The recipe warned that novices might overcook the crème in the ramekins, that it should be barely set when pulled out of the oven. I let it bake an extra 5 minutes, anyway, since I tend to overdo things, and since living in a bit of altitude from these make-believe mountains kind of messes with the baking. I was not concerned about the jiggling, no I was not. It just needed time to set. It needed chill time. It looked like a successful crème brûlée.
When I pulled them out the next day they were still jiggling but not bad. I threw on a whole bunch of sugar on the top and got my fire on and applied it to a large clump of sugar, burning it. The smell did not displease me. But I didn’t get every last grain. When I bit into my dessert, parts of it gave way like silica to liquid beneath it. And the taste was like milk with some eggs and a little vanilla in it. It did not hit transcendence.

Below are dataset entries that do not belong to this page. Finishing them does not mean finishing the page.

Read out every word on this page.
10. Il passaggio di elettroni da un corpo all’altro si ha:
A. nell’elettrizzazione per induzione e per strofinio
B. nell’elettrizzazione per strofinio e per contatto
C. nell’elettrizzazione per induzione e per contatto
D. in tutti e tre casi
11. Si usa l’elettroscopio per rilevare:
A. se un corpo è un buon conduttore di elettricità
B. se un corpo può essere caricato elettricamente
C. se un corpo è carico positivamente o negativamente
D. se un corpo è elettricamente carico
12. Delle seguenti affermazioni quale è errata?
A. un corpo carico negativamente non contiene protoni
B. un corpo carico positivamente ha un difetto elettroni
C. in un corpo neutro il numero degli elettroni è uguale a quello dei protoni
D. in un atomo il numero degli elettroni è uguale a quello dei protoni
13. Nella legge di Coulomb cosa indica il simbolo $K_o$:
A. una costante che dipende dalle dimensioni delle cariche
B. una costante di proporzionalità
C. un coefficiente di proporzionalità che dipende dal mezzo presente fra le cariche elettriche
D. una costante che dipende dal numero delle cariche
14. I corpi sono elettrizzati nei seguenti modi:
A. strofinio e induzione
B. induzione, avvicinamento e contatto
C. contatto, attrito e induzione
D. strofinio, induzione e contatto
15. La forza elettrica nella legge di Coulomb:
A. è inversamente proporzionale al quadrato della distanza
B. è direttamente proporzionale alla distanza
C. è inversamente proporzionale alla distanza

But no one noticed it, really, because then the conversation had annoyingly gone to What Is Love, which to me was fine when I was 24, but what I find really dull now that I am older. Maybe it’s a bad thing that I am no longer silica, silica for love. There’s an interesting difference between the French and Americans. I’d like to say between the French and Anglophones but really who understands the Irish and the British? Not a lot of Americans. And who misunderestimates the Canadians? Les Québécois? Guilty. The French seem to have this attitude towards the couple as though it were a unique antimicrobial cluster. Ha ha, that’s just a little lemon joke. They talk about the couple as an identity that’s not the same with Americans. How is the couple doing? Where is going on with the couple? Is she happy in her couple? It seems to me a deeper consideration than just the usual, Shall we invite this couple over for the Christmas eggnog?
Quit admitted to Cri-Cri that her written French was shite. Her mother tongue was French but not her mother hand. Too many knick-knacks, she said. She actually said Knick-knack in English.
Knick-knacks? What is a knick-knack, he asked, looking around wildly.
I pointed to the windowsills with the oil lamps and handful of rocks collecting dust. To the various barometers hanging on the walls. To the wooden spoon and iron thingamabob in the kitchen, not serving any purpose other than to be looked upon. Those are knick-knacks, I told him. Oh, he said. Yes, French has a lot of knick-knacks.
Fine, I am forcing myself to get more accustomed to the keyboard that allows me to use accents so that even though my mother hand can’t make the easiest dessert in le monde, I can at least spell it right, in its mother language while watching an American tv show in Canada.